Genesis 37:5-8 Non-diplomatic Dreamer

"Joseph had a dream, and when he told it to his brothers, they hated him all the more.  He said to them, 'Listen to this dream I had:  We were binding sheaves of grain out in the field when suddenly my sheaf rose and stood upright, while your sheaves gathered around mine and bowed down to it.'

His brothers said to him, 'Do you intend to reign over us?  Will you actually rule us?'  And they hated him all the more because of his dream and what he had said." (Genesis 37:5-8 NIV)
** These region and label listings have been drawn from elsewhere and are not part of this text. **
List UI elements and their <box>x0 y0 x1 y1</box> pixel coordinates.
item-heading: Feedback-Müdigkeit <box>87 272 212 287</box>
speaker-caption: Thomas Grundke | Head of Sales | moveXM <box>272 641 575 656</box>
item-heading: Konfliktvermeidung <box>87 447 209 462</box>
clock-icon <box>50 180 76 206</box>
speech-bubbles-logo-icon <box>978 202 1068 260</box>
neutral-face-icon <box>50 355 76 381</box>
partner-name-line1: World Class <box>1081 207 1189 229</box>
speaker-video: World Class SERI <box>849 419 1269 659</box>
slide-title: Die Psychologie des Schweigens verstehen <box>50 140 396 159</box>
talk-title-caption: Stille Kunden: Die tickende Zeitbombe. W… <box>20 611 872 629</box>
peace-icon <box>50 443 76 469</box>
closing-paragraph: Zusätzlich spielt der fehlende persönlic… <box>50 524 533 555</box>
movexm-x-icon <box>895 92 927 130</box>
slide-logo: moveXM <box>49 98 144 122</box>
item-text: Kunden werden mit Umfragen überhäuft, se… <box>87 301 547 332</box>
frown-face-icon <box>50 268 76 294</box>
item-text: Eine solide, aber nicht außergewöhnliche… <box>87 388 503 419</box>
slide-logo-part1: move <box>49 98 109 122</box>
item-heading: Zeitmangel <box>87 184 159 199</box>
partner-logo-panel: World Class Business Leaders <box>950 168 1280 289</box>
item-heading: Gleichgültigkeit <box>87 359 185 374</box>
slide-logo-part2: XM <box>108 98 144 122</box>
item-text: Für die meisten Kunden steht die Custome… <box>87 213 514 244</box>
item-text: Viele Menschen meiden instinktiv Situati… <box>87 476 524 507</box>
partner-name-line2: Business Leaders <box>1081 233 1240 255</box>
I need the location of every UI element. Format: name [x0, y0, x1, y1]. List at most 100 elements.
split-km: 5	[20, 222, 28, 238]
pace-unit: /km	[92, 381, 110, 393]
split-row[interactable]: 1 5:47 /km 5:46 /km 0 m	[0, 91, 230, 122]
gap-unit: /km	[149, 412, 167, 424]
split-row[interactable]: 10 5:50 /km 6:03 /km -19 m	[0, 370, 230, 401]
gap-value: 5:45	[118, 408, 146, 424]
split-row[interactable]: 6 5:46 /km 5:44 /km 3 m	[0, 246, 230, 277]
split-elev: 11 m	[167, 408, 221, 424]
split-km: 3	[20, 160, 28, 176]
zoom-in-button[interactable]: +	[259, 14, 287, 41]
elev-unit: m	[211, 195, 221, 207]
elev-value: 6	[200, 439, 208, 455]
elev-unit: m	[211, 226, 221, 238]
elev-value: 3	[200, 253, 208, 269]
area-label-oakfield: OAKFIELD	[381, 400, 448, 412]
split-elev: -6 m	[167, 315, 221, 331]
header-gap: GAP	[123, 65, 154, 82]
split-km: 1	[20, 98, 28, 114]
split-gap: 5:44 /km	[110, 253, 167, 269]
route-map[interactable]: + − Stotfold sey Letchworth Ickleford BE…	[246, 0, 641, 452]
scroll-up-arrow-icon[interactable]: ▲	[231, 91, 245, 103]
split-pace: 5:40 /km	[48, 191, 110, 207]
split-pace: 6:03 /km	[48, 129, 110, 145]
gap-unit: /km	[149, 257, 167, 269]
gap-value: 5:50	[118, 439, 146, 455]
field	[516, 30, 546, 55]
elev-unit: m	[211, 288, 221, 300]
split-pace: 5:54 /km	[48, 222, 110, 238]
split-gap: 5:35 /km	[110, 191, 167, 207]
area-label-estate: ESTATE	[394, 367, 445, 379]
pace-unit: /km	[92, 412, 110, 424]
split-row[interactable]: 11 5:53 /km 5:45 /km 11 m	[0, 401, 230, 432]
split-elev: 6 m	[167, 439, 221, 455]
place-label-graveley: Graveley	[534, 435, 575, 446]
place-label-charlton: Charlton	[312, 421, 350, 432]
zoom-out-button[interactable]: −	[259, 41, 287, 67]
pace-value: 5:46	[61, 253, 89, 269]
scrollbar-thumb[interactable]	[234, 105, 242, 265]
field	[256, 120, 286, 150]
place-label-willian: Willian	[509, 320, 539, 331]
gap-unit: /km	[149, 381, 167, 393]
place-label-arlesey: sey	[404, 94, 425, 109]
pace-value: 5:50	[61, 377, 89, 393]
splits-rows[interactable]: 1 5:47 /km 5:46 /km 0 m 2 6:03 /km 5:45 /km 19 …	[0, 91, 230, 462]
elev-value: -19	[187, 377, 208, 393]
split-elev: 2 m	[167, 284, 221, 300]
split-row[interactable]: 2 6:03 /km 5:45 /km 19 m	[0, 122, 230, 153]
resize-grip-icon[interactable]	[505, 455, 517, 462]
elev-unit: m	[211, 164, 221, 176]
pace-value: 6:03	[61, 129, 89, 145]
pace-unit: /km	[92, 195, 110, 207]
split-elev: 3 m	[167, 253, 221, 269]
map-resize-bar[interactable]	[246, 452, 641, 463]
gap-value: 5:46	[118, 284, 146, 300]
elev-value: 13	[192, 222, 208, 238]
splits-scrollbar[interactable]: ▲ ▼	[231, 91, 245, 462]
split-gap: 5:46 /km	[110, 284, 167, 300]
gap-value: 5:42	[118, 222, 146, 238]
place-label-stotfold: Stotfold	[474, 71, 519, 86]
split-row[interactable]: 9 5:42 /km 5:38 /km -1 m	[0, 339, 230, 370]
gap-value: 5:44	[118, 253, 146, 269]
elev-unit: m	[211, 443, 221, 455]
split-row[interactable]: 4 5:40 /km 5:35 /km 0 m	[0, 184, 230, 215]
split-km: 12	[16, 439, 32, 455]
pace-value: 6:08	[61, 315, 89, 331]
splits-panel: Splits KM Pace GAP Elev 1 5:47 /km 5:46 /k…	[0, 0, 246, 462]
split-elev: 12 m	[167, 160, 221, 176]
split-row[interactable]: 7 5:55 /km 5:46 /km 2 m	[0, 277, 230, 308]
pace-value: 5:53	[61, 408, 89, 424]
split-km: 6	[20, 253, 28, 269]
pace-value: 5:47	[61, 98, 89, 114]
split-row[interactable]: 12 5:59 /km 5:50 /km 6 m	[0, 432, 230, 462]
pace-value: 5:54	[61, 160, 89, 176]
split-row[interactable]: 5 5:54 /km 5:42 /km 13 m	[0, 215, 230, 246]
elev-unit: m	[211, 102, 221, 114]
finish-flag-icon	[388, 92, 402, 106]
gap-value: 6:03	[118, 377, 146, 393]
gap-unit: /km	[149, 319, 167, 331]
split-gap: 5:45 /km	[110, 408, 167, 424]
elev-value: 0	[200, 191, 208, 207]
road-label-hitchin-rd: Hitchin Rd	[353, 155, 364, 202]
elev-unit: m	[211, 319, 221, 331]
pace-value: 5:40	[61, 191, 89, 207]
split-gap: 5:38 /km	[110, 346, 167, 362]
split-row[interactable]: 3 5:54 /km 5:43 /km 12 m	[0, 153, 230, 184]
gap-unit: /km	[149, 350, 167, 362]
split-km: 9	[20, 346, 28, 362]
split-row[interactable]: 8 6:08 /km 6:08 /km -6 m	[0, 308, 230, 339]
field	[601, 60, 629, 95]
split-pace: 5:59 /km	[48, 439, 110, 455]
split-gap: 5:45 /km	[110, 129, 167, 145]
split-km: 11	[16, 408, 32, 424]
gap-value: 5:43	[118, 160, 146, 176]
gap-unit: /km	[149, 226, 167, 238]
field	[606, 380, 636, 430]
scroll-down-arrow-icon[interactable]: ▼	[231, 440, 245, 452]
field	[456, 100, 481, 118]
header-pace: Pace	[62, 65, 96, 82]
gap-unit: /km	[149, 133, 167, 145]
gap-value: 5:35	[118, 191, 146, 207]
Joseph shares his dream with his brothers, either not realizing their hatred toward him or too intrigued by the dream and what it implied to even think how they might react to this news.  There may be a bit of gloating involved here, too -- after all, Joseph is  a teenager relaying this dream to his brothers!

The brothers immediately understand the gist of the revelation:  Joseph, the one they already dislike because of their father's favoritism, is portrayed as ruling over all of the sons of Jacob.  It seems that they are uncomfortably aware that this scenario is all too likely.  I think it is interesting that this account says: "...they hated him all the more because of the dream and what he had said."  It is as though the two things are separate:  they hate him for telling them about it, but they also hate the very fact of the dream itself.  They do not stop to consider whether the dream may be of God or not -- they just don't like the ideas it contains, period.

Obviously the brothers managed to contain themselves, for Joseph lives to have another dream.